Romasnta no sabía que contestar. Por una
parte odiaba a Ferreiro por lo que había dicho sobre su madre y por otra parte
reconocía que el desgraciado de su padre estaba enterrado y bien enterrado
mientras su amigo de la infancia nadaba en la abundancia.
Sin embargo, odiaba a Ferreiro por fanfarrón,
por mentiroso, por pervertido, por borracho y por cómo le miraba cuando apuraba
la última botella de vino. Odiaba a aquel hombre igual que había odiado a su
padre y a pesar de ello, su padre estaba muerto y él compartía camino, negocio
y vivencias con el hombre en el que su padre podría haberse convertido de no
haber conocido a María Romasanta.

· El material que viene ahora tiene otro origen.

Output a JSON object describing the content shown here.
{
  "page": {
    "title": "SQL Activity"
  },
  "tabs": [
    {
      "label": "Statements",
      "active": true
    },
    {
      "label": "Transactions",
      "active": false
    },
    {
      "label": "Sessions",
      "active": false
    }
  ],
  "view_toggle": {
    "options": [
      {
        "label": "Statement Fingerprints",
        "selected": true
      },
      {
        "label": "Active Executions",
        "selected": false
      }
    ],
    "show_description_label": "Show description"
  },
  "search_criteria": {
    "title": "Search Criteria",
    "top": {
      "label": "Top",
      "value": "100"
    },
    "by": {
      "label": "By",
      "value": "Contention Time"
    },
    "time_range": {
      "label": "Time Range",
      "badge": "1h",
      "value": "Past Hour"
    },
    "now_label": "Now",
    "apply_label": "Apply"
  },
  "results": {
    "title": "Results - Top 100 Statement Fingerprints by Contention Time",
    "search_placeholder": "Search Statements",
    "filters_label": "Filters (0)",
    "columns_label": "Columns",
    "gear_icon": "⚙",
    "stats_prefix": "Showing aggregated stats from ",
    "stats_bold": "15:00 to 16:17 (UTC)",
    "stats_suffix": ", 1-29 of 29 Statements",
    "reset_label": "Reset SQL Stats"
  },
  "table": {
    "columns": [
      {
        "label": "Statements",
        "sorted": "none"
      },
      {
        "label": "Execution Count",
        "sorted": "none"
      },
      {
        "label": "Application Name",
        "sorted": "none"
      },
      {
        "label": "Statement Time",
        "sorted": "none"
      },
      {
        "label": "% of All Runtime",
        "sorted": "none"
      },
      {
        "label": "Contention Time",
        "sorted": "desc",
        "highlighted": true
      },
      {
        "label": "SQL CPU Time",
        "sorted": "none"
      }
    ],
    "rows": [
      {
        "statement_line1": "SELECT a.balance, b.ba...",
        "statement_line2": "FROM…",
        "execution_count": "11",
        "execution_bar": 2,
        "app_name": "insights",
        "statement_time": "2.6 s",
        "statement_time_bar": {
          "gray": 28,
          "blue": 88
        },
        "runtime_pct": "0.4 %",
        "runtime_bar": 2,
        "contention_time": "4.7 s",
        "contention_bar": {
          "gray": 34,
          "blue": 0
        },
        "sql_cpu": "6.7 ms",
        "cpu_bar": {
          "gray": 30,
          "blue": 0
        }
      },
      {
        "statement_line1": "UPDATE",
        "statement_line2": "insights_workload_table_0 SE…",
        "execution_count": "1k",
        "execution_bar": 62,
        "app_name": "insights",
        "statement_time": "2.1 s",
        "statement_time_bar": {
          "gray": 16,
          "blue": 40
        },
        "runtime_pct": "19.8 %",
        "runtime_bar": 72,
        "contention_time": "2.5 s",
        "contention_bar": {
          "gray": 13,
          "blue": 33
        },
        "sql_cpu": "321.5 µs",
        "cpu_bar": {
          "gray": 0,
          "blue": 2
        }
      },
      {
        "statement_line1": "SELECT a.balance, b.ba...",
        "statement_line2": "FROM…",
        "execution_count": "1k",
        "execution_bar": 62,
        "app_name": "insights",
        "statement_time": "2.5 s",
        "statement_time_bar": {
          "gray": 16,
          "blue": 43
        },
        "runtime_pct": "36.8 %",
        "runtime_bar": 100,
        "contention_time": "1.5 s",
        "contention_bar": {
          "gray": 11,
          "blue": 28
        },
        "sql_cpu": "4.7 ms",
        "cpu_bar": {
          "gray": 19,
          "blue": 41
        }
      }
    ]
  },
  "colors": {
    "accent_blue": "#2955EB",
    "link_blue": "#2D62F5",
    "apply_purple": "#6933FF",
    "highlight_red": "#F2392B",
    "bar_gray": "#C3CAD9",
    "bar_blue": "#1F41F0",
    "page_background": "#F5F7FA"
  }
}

En el fondo Ferreiro tenía razón: Miguel
Blanco y Manuel Ferreiro eran las mismas personas solo que en un momento de su
historia, habían emprendido caminos distintos y eso había contribuido a que sus
vidas fuesen totalmente distintas.
−La grasa esta que vendemos…−proseguía el
buhonero− Yo no sé de dónde viene. A mí me la vende Don Genaro, yo se la compro
y el dinero que me gano, lo gano a cambio de no preguntarme como consigue
llenar el animal de Antonio tantos frascos o con qué. Los negocios son así.
Eran así antes de que llegara yo y así seguirán una vez que me haya ido.
−A onza de oro la onza de unto.−repitió
Romasanta como para ver como sonaba desde sus propios labios.
−A onza de oro la unza de unto.−repitió
Ferreiro enfatizando−te daré una pequeña comisión cuando termine el verano.
Mientras tanto apurémonos que aún nos queda para llegar a Verín.